真是谢谢你,大半夜放着游戏不打,跑来我房间特地给我讲了个恐怖故事。
这下也不怕熬夜了,直接被吓到通宵睡不着。
第二天夏荷顶着一双熊猫眼下楼,整个人无精打采,肩膀耷拉着,像是一朵被烈日暴晒,枯萎的花。
已经是中午十点半。
周夫唯坐在沙发上看电视,还是昨天在医院看的喜羊羊与灰太狼。
甚至连集数都是续着昨天那集。
听到声音,他往后看了眼,语气不咸不淡:“醒了?”
夏荷没吭声,径直走到小吧台那给自己倒了杯水,小口喝着。
周夫唯放下遥控器,重新将视线移回电视。
似是漫不经心的一句:“厨房有粥。”
夏荷喝水的动作停下,眼神带点自然流露的惊恐:“你煮的?”
“.....”周夫唯,“买的。”
夏荷松了口气:“哦。”
周夫唯从她这个语气听出了些什么来,电视剧也看的索然无味了。干脆拿起遥控器直接按了关闭。

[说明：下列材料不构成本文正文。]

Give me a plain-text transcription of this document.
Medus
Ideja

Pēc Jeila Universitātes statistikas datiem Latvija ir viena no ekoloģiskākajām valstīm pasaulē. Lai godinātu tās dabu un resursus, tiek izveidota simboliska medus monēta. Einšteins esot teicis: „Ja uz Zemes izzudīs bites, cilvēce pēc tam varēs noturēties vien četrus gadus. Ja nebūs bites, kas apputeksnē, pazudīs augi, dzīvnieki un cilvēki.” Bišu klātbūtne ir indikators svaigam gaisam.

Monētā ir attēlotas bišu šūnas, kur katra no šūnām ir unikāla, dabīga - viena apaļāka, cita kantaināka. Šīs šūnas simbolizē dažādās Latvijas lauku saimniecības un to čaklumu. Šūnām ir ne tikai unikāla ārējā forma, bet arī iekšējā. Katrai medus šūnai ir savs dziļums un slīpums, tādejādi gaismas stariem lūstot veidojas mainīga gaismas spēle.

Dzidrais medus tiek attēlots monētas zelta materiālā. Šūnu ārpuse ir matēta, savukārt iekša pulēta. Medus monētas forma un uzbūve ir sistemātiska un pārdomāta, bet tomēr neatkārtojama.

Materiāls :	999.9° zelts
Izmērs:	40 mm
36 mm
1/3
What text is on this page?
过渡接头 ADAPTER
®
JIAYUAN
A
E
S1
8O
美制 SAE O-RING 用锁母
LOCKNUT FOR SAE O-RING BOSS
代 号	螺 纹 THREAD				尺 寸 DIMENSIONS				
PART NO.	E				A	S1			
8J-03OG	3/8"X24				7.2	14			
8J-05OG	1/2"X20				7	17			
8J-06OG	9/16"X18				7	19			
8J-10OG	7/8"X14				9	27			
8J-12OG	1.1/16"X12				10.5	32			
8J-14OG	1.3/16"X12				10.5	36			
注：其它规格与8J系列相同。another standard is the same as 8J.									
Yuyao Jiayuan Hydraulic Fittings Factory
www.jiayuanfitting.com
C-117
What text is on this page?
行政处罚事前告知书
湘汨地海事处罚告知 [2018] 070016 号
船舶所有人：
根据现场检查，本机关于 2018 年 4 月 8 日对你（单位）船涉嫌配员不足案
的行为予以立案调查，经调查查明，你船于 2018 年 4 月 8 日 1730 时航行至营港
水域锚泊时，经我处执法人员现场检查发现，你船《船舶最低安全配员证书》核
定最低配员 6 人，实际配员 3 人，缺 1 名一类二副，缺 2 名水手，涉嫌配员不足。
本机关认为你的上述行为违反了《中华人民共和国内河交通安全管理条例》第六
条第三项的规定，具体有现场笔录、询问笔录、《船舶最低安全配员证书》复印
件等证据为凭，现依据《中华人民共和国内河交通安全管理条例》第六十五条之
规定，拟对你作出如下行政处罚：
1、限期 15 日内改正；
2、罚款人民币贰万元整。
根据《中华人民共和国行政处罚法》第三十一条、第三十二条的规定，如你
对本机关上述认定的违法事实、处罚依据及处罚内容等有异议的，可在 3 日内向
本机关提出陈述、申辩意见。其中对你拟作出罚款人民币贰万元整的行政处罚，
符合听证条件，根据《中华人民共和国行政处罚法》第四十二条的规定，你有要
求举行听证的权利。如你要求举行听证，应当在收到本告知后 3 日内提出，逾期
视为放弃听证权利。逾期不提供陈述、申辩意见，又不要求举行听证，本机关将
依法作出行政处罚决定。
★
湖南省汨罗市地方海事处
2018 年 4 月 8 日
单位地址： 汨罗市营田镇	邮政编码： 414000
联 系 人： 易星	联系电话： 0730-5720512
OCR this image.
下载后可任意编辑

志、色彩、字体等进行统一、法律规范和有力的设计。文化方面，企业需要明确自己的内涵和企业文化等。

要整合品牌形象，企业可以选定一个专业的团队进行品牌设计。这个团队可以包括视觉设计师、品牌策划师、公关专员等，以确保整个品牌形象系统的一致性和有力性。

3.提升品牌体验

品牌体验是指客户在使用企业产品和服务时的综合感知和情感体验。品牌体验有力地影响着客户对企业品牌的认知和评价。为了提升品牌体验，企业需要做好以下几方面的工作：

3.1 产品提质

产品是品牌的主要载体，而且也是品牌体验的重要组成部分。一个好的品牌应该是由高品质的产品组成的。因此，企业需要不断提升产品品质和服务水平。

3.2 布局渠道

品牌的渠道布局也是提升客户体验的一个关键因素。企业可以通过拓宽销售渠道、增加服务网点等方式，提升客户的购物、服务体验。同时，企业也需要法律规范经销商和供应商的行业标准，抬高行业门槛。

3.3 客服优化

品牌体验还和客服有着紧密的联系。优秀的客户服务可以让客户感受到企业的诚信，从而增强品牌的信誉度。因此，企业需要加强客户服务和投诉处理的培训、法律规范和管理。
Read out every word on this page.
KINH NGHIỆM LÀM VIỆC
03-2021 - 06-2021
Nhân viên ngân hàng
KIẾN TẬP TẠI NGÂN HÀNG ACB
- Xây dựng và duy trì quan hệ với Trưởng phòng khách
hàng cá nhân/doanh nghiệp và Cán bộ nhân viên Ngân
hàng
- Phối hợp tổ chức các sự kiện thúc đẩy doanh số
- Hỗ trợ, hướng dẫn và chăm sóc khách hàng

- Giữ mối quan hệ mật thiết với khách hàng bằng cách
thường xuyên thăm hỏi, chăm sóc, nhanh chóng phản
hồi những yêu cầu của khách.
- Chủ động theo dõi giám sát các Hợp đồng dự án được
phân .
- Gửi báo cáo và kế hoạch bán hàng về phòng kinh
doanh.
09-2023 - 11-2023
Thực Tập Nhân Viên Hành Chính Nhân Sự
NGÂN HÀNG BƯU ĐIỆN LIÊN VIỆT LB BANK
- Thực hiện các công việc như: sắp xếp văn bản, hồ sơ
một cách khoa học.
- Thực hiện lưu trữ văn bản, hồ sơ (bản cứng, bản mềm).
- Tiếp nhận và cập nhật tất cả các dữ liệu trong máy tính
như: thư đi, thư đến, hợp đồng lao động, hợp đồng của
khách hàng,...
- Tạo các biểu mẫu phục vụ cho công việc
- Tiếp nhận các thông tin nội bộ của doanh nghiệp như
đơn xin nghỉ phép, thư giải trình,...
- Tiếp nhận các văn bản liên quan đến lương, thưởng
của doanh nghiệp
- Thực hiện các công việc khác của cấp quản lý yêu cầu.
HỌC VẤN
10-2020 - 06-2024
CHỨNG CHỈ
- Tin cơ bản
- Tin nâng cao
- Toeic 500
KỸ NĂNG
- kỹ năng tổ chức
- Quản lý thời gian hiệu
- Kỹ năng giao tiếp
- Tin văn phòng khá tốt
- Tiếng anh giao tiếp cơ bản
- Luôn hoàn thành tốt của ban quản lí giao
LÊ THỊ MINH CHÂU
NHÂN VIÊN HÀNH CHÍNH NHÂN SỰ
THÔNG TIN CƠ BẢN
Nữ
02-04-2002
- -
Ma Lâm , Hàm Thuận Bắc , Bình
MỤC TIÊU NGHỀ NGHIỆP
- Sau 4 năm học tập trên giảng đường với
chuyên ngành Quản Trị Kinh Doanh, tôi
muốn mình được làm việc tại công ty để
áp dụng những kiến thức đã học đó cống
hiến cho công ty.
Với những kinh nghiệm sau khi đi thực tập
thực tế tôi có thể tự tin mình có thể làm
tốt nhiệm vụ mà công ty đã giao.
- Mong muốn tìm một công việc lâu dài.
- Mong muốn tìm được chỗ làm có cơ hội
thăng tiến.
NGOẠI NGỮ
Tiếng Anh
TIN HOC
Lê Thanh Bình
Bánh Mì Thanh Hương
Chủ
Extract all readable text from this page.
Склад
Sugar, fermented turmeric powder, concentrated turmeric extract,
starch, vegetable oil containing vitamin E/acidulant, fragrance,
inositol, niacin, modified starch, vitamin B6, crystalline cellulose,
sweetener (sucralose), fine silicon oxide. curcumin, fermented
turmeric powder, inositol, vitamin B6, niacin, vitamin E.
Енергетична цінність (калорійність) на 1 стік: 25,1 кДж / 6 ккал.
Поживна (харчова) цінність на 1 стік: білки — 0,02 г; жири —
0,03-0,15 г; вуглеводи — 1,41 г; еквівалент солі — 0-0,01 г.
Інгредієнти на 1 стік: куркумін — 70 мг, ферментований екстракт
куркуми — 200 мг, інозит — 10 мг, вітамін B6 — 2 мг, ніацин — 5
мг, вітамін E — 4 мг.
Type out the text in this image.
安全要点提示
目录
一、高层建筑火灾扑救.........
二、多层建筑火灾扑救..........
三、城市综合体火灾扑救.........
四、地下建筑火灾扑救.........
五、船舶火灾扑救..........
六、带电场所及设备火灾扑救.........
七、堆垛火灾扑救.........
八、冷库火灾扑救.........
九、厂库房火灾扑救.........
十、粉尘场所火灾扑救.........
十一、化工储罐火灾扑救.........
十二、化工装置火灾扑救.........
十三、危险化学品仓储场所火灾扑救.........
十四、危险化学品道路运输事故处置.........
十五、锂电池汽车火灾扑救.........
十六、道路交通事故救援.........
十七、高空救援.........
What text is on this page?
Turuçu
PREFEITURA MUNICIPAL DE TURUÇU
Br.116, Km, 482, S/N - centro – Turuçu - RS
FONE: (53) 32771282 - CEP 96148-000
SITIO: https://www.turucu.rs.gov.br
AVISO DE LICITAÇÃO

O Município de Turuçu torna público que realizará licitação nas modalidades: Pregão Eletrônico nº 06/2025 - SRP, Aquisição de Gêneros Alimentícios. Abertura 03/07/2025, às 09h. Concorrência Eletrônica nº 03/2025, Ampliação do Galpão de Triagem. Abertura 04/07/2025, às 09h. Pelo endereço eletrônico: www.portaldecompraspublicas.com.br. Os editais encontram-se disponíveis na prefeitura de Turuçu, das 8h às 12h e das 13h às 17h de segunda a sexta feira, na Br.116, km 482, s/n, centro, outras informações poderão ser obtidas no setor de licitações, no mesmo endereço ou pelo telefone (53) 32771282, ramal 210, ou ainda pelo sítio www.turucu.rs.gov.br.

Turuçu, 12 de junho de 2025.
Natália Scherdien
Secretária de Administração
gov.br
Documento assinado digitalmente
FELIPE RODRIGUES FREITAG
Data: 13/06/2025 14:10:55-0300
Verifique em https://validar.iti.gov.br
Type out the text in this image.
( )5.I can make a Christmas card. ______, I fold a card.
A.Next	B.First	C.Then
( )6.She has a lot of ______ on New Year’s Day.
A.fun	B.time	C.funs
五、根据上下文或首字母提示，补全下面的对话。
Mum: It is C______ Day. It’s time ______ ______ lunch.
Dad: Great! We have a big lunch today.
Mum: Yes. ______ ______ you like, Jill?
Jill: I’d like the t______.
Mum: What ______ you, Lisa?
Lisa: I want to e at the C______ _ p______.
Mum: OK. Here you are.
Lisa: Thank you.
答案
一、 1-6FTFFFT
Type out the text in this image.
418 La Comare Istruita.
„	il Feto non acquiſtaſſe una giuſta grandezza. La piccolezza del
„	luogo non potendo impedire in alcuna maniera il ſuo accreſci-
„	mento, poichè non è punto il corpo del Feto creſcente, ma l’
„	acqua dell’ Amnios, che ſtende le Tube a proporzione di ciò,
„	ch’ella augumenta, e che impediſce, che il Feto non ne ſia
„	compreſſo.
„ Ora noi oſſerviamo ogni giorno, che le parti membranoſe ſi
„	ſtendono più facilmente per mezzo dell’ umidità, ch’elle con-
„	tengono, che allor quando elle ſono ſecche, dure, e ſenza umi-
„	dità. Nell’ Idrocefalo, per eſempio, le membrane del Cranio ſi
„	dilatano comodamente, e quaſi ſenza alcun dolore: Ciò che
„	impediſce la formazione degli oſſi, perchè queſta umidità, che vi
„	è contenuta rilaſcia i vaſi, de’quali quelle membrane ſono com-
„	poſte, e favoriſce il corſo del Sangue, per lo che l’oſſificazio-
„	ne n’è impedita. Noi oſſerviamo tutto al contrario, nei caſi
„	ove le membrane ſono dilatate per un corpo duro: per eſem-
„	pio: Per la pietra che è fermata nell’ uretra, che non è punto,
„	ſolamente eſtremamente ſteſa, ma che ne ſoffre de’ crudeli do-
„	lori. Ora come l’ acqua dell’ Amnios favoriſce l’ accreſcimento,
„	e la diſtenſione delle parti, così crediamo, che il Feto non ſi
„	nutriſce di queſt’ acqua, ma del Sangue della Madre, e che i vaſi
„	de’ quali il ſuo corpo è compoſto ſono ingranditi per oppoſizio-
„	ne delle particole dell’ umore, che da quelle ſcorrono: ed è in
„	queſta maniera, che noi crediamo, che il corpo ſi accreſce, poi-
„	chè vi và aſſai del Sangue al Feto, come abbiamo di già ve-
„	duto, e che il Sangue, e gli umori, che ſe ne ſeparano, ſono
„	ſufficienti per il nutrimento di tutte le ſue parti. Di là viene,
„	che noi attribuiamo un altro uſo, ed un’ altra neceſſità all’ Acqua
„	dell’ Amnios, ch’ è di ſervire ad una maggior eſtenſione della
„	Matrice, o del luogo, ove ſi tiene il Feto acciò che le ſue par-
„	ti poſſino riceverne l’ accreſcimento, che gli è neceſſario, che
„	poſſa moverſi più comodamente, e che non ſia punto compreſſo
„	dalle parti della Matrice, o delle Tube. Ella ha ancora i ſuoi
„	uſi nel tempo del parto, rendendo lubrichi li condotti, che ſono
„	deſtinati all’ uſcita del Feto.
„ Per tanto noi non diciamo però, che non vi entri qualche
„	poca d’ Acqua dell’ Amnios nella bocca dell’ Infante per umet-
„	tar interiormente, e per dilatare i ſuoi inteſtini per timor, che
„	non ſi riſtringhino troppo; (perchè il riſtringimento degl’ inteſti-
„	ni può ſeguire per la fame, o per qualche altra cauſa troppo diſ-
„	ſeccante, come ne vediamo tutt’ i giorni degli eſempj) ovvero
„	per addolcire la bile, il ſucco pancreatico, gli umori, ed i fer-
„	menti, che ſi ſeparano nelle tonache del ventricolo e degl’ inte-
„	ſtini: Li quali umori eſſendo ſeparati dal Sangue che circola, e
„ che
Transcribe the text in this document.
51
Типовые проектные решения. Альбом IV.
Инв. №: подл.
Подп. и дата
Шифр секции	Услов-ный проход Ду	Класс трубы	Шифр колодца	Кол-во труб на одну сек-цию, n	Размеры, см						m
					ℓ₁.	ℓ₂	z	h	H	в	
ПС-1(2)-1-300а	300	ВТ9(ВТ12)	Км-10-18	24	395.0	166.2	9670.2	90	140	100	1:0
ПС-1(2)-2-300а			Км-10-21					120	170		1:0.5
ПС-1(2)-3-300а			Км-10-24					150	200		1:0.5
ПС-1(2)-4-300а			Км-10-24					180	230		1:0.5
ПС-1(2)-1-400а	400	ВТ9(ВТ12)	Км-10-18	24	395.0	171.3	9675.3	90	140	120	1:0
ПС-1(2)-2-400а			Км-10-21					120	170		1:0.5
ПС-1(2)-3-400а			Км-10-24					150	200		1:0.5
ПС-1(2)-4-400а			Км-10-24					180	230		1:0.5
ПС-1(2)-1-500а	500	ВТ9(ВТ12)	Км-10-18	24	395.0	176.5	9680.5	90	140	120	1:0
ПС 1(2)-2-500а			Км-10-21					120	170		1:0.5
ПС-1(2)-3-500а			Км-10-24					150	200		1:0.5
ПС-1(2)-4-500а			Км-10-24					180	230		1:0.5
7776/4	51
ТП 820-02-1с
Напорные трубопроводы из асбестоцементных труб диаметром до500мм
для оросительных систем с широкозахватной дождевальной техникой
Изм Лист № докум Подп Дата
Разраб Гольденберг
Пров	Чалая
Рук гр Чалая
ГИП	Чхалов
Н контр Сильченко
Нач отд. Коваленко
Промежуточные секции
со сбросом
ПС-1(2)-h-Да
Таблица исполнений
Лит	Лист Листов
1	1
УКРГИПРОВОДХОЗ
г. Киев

他侧着身子看她,似笑非笑地:“怎么,我做的你就不吃了?”
夏荷被他这么看着,莫名觉得后背有点发凉。
怎么说呢,他虽然是在笑,但看表情实在是看不出半点高兴来。
“也不是。”
这模棱两可的回答,成功让周大少爷那张似笑非笑的脸,变得有那么点生硬。
他垂了下眼,也不知道在看哪里,再次抬起时,眼底情绪早就恢复到往常那种对什么都不在意的无所谓。
“既然这么勉强,那就别吃了。”
夏荷确实也没什么胃口,她端着那杯水绕过吧台,走到沙发旁坐下。
周夫唯不说话了。
夏荷也没说话,一边喝水一边发呆。
她昨天一晚上没睡,闭上眼睛就是那个深夜专砍女人四肢的变态杀人狂。
于是只能开着灯,看着天花板发一晚上呆。
电视关了,周夫唯站起身。
夏荷听到动静,这才慢吞吞的抬眼,问他:“你去哪?”
“还能去哪。”他皱了下眉,语气不善,“当然是把那碗被您嫌弃的粥给倒掉。”
夏荷挠挠头,觉得倒了有点浪费。
“还是留着吧,我中午热一热再吃。”
周夫唯轻笑着:“那不是委屈您了。”
夏荷的大脑仿佛死机了一样,完全不具备思考的能力,更加没听出来周夫唯话里的阴阳怪气。
“不委屈,我以前饿的时候连野菜都吃过。”
她说的挺真诚的,周夫唯彻底不说话了。
他以前怎么没发现她气人的本领到了这么炉火纯青的地步。
罪魁祸首却浑然不觉,一晚上没睡,整个人都没精神,坐在那魂游太虚。
一连打了好几个哈欠,直到小少爷被她气到穿衣服准备走人的时候,她才后知后觉的反应过来。
“周夫唯。”
他停下,不太耐烦:“又怎么了?”
夏荷被他吓到,瞌睡也清醒了,眨巴眨巴眼。
周夫唯:“......”
他咳了一声,声音仿佛也被那声咳嗽给带的轻了几个度:“怎么了?”
他觉得自己现在就像个傻逼,居然会在意别人有没有被他吓到。
夏荷这才开口:“你昨天和阿姨吵完架以后,阿姨让我帮忙转达一下。你外公想你了,让你过去吃个饭。”
听到外公这个称呼,周夫唯神色微变,有片刻沉默。
然后才点了点头。
“嗯。”
他过去拿车钥匙,走了两步,好像想到什么,又停下。
回头看了眼夏荷。
后者还坐在沙发上打哈欠。
周夫唯想了想,问她:“你要不要跟我一起去?”
被他这么一提醒,夏荷才记起来,孙阿姨让自己陪着他一起回去。
“要的。”
她让周夫唯在外面等她一下,她上楼换身衣服。
她这会身上还穿着睡衣。
前后不过几分钟的时间,动作很快。因为知道小少爷的耐心只有普通人指甲盖那么大。
怕他等得不耐烦。
夏荷穿了件浅粉色的连衣裙,腰那里往内收,裙摆在膝盖上面一点。
她平时很少穿裙子,因为觉得不太方便。
但这次去别人家做客,总得穿的体面一些。
今天天气挺好,是阴天,没出太阳,也不冷。
温度适宜。
夏荷出去的时候顺手把门给带走,周夫唯罕见的还挺听话,她让他站在外面等她,他还真的老老实实站在那等着。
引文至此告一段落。